For Beginners: The Bisquare function is more aggressive in handling outliers than Huber.

How it works:

  • For data points close to the expected pattern, it treats them normally (with full weight)
  • As data points get farther from the expected pattern, it reduces their weight more quickly than Huber
  • Beyond a certain threshold, it gives zero weight to extreme outliers (completely ignores them)

Think of Bisquare as a "strict" approach - it's willing to completely ignore data points that seem too unusual. It's like saying "If your opinion is too extreme, I'm not going to consider it at all."

When to use Bisquare:

  • When you know your data contains significant outliers that should have no influence
  • When you want to ensure extreme values don't affect your model
  • In situations where you need high robustness against outliers

The Bisquare function has a tuning parameter that determines the threshold beyond which outliers are completely ignored.

Huber = 0

The Huber weight function, which provides a balance between efficiency and robustness.

For Beginners: The Huber function is like a "middle ground" approach to handling outliers.

How it works:

  • For data points that are close to the expected pattern, it treats them normally (with full weight)
  • For data points that are far from the expected pattern, it reduces their importance (weight) gradually as they get more extreme

Think of Huber as a "diplomatic" approach - it doesn't completely ignore outliers, but it doesn't let them dominate either. It's like saying "I'll listen to unusual opinions, but I won't let them completely change my mind."

When to use Huber:

  • When you expect some outliers in your data but don't want to be too aggressive in removing their influence
  • When you want a good balance between accuracy and robustness
  • As a safe default choice when you're not sure which weight function to use

The Huber function has a tuning parameter that controls how quickly it starts to downweight outliers.

Remarks

For Beginners: Weight functions are special mathematical formulas that help AI models handle unusual or extreme data points (outliers).

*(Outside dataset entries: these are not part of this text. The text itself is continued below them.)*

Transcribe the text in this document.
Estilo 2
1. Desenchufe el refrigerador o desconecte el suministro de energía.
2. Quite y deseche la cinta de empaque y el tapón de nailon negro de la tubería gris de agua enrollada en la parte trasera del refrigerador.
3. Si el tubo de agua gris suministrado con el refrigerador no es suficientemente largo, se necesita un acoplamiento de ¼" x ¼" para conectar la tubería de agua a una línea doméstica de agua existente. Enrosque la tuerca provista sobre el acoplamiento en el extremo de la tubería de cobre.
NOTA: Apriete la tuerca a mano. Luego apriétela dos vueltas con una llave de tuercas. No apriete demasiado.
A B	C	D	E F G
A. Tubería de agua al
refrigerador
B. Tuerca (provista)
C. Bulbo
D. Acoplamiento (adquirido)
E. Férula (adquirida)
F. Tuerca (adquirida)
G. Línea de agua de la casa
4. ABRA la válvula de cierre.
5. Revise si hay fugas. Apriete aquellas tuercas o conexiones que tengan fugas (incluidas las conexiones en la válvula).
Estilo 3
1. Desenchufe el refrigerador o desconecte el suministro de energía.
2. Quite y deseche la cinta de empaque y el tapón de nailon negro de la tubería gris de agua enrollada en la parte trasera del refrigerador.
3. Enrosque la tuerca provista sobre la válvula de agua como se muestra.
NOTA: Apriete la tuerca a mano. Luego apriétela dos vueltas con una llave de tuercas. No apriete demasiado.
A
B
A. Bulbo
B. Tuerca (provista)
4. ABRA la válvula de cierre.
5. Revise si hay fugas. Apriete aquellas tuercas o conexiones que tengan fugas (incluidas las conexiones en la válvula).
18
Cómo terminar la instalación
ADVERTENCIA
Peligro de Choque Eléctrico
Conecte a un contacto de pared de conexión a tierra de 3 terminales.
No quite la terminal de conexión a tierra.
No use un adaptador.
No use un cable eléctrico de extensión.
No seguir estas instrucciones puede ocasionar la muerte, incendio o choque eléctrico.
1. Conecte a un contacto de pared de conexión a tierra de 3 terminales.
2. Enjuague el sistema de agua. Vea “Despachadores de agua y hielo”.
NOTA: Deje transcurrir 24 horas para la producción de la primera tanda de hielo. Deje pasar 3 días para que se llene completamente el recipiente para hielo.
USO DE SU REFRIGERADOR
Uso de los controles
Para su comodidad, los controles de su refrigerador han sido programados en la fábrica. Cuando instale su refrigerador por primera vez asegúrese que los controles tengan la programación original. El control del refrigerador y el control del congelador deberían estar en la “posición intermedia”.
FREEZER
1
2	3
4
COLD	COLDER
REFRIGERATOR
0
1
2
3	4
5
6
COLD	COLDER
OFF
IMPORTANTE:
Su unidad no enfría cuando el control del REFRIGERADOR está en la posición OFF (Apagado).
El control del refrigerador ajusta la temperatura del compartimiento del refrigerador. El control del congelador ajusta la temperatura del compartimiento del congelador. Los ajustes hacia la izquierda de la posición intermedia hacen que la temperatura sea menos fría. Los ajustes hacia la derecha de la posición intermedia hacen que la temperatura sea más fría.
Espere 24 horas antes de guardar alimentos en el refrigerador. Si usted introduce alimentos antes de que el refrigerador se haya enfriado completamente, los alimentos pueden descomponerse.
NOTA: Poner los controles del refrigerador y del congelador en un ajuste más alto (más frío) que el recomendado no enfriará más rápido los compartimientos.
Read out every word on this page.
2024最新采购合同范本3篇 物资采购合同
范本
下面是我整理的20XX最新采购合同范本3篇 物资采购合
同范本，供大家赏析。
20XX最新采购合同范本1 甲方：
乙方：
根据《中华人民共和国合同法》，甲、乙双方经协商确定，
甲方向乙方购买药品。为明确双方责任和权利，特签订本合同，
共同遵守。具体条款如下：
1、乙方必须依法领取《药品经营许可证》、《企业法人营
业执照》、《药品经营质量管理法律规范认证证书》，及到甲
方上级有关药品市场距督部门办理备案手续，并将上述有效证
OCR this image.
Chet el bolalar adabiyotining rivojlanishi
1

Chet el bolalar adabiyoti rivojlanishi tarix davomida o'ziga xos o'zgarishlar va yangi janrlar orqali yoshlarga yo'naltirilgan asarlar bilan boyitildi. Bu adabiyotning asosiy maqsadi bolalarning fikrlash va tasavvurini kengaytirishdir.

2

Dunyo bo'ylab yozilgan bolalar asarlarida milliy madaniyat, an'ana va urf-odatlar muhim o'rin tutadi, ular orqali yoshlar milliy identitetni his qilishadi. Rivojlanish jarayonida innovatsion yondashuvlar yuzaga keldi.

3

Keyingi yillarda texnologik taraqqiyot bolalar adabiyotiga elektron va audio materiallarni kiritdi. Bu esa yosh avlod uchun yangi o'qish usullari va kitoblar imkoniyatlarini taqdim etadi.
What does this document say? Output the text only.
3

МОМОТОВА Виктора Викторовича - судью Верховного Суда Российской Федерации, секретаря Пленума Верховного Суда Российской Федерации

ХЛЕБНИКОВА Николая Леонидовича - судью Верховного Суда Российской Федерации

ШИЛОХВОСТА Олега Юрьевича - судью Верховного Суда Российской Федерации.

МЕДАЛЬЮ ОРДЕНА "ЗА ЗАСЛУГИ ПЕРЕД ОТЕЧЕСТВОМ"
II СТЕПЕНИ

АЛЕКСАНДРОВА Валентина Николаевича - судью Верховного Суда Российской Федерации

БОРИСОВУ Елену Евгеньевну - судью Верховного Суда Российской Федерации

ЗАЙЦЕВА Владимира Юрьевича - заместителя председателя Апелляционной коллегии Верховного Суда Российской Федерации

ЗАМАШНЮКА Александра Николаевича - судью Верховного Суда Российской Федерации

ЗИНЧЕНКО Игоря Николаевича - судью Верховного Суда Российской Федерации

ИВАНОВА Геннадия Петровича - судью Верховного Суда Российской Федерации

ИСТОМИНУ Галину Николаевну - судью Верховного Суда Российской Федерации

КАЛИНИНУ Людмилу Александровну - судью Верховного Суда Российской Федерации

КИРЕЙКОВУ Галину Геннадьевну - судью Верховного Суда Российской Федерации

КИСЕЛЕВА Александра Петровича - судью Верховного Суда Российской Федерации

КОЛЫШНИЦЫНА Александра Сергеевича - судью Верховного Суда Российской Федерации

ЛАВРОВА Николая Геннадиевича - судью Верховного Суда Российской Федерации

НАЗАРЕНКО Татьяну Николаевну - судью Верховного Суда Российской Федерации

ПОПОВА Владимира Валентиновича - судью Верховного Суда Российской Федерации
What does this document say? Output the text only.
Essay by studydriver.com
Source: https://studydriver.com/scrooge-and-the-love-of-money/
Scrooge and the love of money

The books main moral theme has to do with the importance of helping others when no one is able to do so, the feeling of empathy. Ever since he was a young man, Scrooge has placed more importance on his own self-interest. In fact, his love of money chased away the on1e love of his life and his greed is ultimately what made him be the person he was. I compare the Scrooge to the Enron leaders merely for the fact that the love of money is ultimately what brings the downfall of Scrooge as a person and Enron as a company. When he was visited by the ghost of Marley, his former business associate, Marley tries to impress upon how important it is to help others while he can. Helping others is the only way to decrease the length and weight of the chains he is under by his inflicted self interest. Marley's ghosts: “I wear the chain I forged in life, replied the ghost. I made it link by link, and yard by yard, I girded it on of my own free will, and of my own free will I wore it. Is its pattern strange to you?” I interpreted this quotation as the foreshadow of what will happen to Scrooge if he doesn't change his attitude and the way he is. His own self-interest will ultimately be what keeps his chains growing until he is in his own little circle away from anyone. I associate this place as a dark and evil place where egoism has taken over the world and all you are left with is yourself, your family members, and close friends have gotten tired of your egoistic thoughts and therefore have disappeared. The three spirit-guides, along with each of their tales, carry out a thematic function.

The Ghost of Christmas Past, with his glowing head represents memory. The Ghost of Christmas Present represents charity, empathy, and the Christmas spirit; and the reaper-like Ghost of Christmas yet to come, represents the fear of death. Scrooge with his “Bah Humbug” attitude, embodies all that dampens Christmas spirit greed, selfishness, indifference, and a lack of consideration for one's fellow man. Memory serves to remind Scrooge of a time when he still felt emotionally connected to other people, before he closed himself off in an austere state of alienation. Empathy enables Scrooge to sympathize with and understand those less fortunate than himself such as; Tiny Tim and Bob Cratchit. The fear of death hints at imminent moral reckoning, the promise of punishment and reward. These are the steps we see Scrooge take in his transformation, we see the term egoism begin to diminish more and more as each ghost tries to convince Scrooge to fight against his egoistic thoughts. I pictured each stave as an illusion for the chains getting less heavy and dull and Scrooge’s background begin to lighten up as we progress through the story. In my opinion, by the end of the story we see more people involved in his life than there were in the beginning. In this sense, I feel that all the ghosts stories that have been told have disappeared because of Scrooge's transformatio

In regular statistics, outliers can significantly throw off your results. For example, if you're calculating the average income in a neighborhood and one billionaire lives there, the average would be misleadingly high.

Weight functions solve this problem by automatically giving less importance (lower weight) to data points that seem unusual or extreme. This makes your AI models more robust and reliable when dealing with real-world data that might contain errors or unusual values.

Each weight function has different characteristics that make it suitable for different situations:

  • Some are gentler with outliers (like Huber)
  • Others are more aggressive in downweighting extreme values (like Bisquare)

Choosing the right weight function depends on how much you expect your data to contain outliers and how you want to handle them.